2. It was windy, not rainy, and the temperature was mild this afternoon when I walked to the Avista office to leave off my monthly payment in the outdoor drop box. On walks like this, I enjoy listening to either books on audible or to podcasts. I follow science writer Laurie Garrett on Twitter, not only for any daily comments she might make about the pandemic, but also because she always posts when she'll be appearing on television or as a podcast guest. Today I learned that she spent over an hour talking with John Helleman on his podcast Hell and High Water, here, and I listened to about half of this conversation while walking and finished it when I returned home.
Laurie Garrett has been researching and writing about public health worldwide, epidemics, and pandemics for over thirty years.
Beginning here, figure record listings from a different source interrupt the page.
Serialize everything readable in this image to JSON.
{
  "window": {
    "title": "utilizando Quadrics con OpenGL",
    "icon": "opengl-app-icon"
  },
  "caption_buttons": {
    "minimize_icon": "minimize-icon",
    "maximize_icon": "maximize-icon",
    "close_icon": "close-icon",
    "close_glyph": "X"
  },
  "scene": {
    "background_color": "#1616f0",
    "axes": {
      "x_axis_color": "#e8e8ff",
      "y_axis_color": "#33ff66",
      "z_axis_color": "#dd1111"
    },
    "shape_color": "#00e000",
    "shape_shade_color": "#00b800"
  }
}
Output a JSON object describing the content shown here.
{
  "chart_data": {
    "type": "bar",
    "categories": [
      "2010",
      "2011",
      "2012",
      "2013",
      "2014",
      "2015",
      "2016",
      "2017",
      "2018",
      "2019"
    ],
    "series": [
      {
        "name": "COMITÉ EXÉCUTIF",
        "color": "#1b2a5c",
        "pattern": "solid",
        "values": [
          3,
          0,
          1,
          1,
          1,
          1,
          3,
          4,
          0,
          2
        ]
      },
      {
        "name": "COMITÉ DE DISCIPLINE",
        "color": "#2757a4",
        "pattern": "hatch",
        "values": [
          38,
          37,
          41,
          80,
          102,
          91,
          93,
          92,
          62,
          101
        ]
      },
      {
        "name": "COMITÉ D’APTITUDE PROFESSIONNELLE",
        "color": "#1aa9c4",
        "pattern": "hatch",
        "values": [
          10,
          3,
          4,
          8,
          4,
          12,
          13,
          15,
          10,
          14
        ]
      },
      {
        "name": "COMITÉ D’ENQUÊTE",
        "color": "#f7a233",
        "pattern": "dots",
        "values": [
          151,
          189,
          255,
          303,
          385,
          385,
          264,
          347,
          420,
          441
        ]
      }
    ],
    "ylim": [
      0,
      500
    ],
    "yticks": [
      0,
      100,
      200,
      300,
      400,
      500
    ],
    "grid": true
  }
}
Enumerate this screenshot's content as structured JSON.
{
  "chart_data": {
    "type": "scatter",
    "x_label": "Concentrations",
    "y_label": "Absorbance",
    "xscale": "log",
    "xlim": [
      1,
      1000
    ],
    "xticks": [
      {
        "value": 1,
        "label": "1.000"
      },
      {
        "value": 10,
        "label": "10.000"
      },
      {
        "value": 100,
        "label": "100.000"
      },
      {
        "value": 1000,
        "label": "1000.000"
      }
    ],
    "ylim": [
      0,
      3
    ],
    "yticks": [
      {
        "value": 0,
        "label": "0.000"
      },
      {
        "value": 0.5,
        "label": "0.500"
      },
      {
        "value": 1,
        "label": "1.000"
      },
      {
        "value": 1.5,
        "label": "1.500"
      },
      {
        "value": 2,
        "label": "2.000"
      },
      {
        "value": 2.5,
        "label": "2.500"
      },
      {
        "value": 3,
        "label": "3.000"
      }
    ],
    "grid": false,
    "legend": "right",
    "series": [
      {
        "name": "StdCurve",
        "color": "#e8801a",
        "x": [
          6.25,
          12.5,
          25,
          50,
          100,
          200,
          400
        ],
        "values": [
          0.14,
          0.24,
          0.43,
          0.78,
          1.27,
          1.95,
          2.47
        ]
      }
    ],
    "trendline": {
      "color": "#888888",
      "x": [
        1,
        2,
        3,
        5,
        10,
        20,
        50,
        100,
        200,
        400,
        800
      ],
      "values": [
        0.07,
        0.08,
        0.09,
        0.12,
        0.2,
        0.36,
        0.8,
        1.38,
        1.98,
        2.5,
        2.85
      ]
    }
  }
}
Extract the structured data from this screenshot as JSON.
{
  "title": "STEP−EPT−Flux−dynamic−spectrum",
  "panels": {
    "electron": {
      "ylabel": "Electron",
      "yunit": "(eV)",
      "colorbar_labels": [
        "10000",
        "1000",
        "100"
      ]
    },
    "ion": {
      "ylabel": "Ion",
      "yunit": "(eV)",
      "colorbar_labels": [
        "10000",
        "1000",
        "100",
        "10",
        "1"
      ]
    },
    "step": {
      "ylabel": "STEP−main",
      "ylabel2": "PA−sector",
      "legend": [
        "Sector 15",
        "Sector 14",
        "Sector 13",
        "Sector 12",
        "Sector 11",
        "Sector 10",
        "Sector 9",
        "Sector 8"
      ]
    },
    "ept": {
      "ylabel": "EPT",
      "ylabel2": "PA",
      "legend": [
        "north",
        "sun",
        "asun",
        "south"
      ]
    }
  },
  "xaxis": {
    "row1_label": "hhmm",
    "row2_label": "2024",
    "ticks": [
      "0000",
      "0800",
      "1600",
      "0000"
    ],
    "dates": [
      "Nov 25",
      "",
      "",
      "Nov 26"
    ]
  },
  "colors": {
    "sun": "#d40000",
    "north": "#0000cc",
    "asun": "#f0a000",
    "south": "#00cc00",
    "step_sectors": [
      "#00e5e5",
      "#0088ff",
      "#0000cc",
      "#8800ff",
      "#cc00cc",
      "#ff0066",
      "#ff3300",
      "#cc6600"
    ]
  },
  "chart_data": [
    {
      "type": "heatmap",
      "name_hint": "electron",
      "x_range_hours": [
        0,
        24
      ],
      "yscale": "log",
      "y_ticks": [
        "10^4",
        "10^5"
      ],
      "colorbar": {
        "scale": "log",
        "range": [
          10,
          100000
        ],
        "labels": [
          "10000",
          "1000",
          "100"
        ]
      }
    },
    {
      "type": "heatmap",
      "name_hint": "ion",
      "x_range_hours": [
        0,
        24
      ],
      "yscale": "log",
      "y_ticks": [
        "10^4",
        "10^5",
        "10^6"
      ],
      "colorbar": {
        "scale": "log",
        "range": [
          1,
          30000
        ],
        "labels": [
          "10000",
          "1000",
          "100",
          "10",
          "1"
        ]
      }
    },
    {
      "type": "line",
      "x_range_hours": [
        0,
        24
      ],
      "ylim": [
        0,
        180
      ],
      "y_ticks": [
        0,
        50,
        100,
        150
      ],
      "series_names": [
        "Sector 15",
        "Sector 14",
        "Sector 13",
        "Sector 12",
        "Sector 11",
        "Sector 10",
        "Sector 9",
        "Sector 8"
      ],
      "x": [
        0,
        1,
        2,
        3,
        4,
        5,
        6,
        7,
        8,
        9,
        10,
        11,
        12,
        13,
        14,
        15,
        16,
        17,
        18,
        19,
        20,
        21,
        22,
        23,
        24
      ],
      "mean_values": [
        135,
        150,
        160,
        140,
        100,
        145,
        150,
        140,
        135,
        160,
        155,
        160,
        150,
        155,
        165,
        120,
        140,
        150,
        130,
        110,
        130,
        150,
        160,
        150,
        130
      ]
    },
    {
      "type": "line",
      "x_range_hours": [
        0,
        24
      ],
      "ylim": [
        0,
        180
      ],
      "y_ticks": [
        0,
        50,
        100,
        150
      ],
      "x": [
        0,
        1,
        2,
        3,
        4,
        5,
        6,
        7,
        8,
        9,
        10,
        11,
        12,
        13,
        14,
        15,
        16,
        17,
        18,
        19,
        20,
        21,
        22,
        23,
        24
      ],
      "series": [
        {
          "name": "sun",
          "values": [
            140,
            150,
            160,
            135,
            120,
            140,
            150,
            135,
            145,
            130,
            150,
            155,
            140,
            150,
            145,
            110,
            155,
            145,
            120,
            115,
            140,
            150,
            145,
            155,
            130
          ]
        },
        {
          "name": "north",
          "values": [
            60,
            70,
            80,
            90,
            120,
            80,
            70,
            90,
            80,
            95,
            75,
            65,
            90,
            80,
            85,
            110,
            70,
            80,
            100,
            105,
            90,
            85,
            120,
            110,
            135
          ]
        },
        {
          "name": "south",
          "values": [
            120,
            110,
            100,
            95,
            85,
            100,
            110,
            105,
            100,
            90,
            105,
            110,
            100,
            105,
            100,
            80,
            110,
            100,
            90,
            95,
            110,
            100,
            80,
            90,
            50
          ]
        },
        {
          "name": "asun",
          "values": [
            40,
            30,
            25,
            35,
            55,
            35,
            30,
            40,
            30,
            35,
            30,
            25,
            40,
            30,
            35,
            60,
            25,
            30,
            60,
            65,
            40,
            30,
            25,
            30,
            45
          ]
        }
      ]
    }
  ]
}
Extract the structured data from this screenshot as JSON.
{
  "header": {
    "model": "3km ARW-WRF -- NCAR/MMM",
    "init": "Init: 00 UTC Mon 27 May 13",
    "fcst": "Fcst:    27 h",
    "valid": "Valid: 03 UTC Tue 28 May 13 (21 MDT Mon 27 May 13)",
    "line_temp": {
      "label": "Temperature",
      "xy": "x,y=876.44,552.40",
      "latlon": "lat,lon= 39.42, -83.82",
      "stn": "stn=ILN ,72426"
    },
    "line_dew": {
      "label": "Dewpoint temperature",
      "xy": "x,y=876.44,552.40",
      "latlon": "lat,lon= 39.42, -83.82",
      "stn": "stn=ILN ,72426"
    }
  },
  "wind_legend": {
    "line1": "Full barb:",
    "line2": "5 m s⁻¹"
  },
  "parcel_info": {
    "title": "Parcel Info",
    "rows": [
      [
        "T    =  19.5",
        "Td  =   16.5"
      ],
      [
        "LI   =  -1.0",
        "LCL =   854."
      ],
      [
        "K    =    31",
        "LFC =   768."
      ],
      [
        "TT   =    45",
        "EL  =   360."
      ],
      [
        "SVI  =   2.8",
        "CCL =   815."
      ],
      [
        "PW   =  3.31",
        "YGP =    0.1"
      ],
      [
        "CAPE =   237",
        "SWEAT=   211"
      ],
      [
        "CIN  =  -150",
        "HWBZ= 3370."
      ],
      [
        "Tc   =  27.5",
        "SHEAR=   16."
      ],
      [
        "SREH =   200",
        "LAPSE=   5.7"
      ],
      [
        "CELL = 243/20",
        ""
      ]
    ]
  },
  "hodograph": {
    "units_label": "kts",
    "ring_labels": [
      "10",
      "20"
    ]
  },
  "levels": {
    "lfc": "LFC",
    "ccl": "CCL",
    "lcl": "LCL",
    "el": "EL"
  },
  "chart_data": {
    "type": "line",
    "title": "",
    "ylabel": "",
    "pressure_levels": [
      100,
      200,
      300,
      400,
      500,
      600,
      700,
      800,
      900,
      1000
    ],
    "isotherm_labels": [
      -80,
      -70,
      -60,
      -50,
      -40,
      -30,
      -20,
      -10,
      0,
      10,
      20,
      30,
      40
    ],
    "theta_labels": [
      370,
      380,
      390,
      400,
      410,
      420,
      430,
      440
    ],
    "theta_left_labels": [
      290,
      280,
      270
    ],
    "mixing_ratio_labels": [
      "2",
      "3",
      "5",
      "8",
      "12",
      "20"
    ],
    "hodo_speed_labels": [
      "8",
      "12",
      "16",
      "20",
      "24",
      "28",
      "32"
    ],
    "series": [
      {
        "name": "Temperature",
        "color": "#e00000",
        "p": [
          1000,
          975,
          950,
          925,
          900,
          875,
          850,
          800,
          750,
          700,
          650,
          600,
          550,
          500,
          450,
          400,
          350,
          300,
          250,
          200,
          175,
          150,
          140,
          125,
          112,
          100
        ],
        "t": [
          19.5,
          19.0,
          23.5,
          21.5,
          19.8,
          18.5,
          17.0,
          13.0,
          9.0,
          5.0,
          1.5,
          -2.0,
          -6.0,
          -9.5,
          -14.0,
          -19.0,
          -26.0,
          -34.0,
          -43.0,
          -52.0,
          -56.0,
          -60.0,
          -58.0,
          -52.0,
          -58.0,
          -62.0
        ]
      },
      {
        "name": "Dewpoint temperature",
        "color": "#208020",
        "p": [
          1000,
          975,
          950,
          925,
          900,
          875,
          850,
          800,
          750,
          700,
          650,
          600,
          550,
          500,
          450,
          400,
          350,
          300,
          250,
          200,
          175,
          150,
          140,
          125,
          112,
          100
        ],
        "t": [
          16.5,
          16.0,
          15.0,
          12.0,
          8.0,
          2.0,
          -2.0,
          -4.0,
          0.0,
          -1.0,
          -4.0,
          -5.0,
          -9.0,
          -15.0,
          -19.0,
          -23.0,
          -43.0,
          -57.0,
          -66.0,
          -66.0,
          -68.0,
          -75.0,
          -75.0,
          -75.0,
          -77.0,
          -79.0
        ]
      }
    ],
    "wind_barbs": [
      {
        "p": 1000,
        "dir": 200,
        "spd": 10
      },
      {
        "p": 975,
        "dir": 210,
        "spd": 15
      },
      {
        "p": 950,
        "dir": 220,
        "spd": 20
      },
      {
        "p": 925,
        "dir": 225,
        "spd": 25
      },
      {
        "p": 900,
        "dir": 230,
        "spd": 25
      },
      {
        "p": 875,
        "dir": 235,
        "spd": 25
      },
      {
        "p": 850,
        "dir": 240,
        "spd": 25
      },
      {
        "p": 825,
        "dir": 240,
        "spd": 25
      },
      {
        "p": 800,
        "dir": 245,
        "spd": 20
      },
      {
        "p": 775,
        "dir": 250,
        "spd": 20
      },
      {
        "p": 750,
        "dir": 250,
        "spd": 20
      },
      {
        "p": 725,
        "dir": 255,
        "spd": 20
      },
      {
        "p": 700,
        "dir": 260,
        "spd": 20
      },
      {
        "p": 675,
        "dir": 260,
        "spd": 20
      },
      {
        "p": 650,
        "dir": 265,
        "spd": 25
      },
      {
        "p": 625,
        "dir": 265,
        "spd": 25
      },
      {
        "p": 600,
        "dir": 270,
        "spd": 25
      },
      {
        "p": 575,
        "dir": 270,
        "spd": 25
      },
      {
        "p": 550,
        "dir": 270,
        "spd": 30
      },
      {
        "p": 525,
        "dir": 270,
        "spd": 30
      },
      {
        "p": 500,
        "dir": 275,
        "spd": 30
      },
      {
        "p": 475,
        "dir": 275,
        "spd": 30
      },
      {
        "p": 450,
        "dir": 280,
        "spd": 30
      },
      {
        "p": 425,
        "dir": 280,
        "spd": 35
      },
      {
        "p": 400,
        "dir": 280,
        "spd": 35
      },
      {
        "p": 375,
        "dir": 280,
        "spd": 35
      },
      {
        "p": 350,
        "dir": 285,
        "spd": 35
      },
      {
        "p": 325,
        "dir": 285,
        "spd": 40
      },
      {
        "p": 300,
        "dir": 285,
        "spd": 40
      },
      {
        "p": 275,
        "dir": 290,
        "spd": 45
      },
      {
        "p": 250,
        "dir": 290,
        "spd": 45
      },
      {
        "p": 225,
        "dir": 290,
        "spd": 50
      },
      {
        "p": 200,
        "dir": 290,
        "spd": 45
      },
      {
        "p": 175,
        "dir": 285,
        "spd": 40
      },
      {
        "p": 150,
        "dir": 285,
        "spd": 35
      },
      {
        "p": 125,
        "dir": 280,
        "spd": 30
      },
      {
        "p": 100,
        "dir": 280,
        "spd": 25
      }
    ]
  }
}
If you'd like to read more about her educational background and her career as a journalist and public intellectual, you can always read her profile at Wikipedia and you can explore her website, here, where her books are described in detail as is her work traveling the globe, writing about viruses (HIV, Ebola, SARS, and others), government's responses, and public health, both in the USA and globally.
3. When Debbie returned to Kellogg from Eugene, she showed me how she'd been fixing meals based on sautéing chopped onion and garlic, adding a can of diced tomatoes (preferably fire roasted), and then other ingredients and eating it served over rice. On Monday, I made one of these mixtures and added garbanzo beans to the mixture and seasoned it with salt, pepper, basil, oregano, and fennel seeds. I had some of that mixture left over. I sautéed more onion, added cubes of drained tofu to it, seasoned it much the same as Monday's night's mess, with the addition of garlic powder. Both nights, I served this mixture over rice. I didn't eat the entire batch tonight and when I do reheat it, my next move, if I remember, will be to add in green beans.